WU7: As a warm up, complete lab 6 and include the answers to questions in that lab here.
Now, go out and find some data that seems interesting in some way. You can either grab some data that wasn't meant to be used as a learning problem (like the wine data I downloaded for one of the earlier labs) or some data that is "obviously" a learning problem. If you want some pointers to places where you might find interesting data, look at: data.gov, healthdata.gov, or www.people-press.org/category/datasets or try to find something else. Be creative and find something you think would be cool (there are some other ideas at the end below). If you need help, talk to one of the instructors. (Note: you must do something more complicated than binary classification.)
Once you've defined your learning problem, find a good tool for solving it. You can use libsvm, sklearn, keras, caffe or anything else. (Just be sure to give appropriate credit in your writeup.) Build an appropriate learner using anything you've learned in class. In particular, split the data into train/dev/test and tune hyperparamters (C, kernel and kernel parameters) on the dev data, and report final results on the test data. Do appropriate hyperparameter tuning.
WU11: write one page describing what you did for this section.
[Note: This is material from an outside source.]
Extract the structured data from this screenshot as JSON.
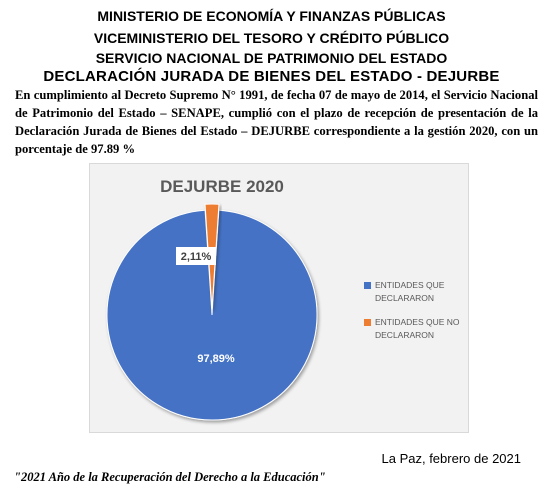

Be sure to answer the following questions: (a) what is your data and why did you choose it? (b) what ML solution did you choose and, most importantly, why was this ap appropriate choice? (c) how did you choose to evaluate success? (d) what software did you use and why did you choose it? (e) what are the results? (f) show some examples from the development data that your approach got correct and some it got wrong: if you were to try to fix the ones it got wrong, what would you do?
For grading: I don't care how well your approach did. I'm only interested in whether you chose a reasonable approach for the problem, are evaluating it in a reasonable way, and that you have done a reasonable error analysis (f).